Heterophony is often a characteristic feature of non-Western traditional musics—for example Arabic classical music, Japanese Gagaku, the gamelan music of Indonesia, kulintang ensembles of the Philippines and the traditional music of Thailand. In European traditions, there are only few examples of heterophony. One such example is dissonant heterophony of dinaric Ganga or "Ojkavica" traditions from southern Bosnia, Croatia and Montenegro that is attributed to ancient Illyrian tradition. Another remarkably vigorous European tradition of heterophonic music exists, in the form of Outer Hebridean Gaelic psalmody.

[1]

The term heterophony may not clearly describe the phenomena involved, and the term polyphonic stratification is suggested instead:

"The technique of combining simultaneously one main melody and its variants is often incorrectly described as heterophony: polyphonic stratification seems a more precise description, since each of the 'layers' is not just a close approximation of the main melody, but also has distinct characteristics and a style of its own"[2]

Heterophony is somewhat rare in Enescu and Stravinsky, who were directly influenced by non-Western (and largely heterophonic) musics. Heterophony is a standard technique in the music of the post-war avant-garde, however - for example Olivier Messiaen's Sept Haïkaï (1962), and Harrison Birtwistle's Pulse Shadows (1989-96).
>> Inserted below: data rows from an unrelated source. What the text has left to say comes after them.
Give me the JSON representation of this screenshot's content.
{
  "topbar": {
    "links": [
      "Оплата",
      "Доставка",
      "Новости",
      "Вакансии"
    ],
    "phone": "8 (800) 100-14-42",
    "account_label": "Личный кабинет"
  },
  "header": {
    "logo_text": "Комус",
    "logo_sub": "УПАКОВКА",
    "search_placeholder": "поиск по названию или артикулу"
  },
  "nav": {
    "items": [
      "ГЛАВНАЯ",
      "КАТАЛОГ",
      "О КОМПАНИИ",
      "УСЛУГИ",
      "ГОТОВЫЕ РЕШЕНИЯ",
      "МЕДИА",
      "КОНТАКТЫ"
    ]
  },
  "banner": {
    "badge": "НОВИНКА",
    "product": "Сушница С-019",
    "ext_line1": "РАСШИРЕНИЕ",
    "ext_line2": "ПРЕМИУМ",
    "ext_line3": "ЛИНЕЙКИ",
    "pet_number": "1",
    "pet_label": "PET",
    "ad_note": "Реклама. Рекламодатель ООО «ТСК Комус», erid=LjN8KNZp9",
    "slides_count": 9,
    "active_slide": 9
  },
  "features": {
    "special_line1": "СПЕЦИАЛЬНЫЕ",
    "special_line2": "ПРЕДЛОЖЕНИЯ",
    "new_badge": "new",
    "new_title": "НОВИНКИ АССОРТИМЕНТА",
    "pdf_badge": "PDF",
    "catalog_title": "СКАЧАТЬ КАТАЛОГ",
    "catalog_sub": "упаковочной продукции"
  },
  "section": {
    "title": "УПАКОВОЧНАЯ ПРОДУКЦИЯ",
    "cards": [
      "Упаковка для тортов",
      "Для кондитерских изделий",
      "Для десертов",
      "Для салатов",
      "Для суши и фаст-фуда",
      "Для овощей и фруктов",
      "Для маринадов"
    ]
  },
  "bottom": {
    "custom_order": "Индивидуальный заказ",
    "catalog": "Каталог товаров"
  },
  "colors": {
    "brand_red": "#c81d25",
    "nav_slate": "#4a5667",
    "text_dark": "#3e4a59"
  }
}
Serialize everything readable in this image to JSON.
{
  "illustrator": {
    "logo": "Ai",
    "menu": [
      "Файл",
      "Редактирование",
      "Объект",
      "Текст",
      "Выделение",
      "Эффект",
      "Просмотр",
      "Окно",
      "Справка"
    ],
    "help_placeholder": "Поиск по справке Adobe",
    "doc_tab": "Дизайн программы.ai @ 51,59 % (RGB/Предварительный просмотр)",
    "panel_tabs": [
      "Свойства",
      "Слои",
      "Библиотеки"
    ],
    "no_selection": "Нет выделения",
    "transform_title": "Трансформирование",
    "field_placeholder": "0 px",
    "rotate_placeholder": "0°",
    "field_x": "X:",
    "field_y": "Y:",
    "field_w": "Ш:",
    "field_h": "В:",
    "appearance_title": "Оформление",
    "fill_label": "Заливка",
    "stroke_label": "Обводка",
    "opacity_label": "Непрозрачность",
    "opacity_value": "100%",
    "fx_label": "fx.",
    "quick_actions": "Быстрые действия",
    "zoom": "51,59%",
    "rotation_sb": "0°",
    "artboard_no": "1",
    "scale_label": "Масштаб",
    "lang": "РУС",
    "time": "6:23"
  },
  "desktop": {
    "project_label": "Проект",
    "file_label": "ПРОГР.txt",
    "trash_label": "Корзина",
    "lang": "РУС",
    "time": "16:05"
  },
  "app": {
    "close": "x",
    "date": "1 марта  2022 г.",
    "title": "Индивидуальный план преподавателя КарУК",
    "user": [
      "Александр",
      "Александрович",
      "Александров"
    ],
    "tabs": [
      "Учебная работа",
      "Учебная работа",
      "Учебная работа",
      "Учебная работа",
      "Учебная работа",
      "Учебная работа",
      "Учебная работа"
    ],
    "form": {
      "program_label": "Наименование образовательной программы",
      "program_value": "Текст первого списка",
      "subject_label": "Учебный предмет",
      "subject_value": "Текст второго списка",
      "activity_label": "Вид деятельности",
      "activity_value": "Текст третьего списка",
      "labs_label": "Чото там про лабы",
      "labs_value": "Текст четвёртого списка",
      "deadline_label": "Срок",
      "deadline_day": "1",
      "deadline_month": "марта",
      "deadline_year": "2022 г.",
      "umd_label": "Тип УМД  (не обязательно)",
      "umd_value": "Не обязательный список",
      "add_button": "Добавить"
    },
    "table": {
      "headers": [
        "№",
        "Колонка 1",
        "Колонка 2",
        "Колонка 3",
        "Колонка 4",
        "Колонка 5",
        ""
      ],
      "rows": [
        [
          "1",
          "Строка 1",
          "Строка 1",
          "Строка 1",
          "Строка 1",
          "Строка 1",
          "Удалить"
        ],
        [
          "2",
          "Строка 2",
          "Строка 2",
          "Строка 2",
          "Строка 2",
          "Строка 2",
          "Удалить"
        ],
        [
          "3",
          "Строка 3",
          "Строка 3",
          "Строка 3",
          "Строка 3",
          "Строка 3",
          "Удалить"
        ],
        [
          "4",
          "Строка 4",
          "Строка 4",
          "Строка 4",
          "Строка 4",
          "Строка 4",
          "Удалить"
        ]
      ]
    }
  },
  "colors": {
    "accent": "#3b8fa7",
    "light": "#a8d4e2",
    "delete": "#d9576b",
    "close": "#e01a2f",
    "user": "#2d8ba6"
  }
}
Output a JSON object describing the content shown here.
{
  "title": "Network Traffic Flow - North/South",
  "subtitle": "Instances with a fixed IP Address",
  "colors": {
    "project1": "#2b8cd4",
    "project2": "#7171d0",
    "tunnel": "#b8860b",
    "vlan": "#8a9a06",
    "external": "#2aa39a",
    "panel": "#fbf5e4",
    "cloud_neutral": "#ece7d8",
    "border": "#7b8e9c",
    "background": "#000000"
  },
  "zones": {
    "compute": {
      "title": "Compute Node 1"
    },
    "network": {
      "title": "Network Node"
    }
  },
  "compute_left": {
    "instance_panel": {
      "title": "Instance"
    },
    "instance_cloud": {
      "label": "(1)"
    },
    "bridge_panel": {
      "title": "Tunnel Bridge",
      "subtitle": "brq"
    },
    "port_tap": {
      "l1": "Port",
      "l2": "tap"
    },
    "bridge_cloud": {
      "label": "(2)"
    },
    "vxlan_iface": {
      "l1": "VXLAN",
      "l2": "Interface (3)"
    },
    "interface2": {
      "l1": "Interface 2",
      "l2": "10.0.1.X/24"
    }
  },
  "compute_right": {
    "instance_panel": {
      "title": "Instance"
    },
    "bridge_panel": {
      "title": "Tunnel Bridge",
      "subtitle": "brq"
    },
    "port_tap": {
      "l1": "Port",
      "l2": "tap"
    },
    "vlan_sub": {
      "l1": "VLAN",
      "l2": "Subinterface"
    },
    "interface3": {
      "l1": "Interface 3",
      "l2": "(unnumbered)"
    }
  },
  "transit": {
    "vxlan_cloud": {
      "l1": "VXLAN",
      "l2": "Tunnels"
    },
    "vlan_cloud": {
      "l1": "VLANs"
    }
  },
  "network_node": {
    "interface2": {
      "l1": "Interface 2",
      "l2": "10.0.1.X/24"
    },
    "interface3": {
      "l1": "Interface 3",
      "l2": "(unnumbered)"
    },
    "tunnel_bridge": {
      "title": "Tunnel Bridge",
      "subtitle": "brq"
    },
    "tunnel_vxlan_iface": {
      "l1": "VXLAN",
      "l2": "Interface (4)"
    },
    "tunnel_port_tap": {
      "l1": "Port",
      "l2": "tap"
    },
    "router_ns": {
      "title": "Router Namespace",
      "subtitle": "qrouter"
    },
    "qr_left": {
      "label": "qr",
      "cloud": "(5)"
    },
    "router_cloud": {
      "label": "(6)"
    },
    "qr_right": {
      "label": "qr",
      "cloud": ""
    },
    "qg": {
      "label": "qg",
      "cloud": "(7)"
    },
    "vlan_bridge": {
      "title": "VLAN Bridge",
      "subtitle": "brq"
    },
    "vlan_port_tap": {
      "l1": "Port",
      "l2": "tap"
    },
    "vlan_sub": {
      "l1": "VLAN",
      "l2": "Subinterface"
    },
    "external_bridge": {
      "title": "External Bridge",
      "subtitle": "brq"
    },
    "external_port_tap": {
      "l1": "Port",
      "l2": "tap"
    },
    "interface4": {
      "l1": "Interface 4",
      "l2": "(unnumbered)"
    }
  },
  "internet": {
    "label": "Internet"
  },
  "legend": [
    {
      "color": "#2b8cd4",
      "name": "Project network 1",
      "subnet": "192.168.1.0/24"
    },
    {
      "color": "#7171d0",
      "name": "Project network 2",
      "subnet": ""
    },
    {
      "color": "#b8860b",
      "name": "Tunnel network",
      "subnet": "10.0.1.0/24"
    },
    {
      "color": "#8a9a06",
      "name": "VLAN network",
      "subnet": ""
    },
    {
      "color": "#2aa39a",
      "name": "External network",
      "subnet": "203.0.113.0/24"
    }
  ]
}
Other examples include Pierre Boulez's Rituel, Répons, and …explosante-fixe….[3] Benjamin Britten used it to great effect in many of his compositions, including parts of the War Requiem and especially his three Church Parables: Curlew River, The Burning Fiery Furnace and The Prodigal Son.

Sources

  1. ^ Morton, David (1976). The Traditional Music of Thailand, p.21. University of California Press. ISBN 0-520-01876-1.
  2. ^ Morton (1964), p.39.
  3. ^ Campbell, Edward (2010). Boulez, Music and Philosophy, p.211&213. ISBN 978-0-521-86242-4.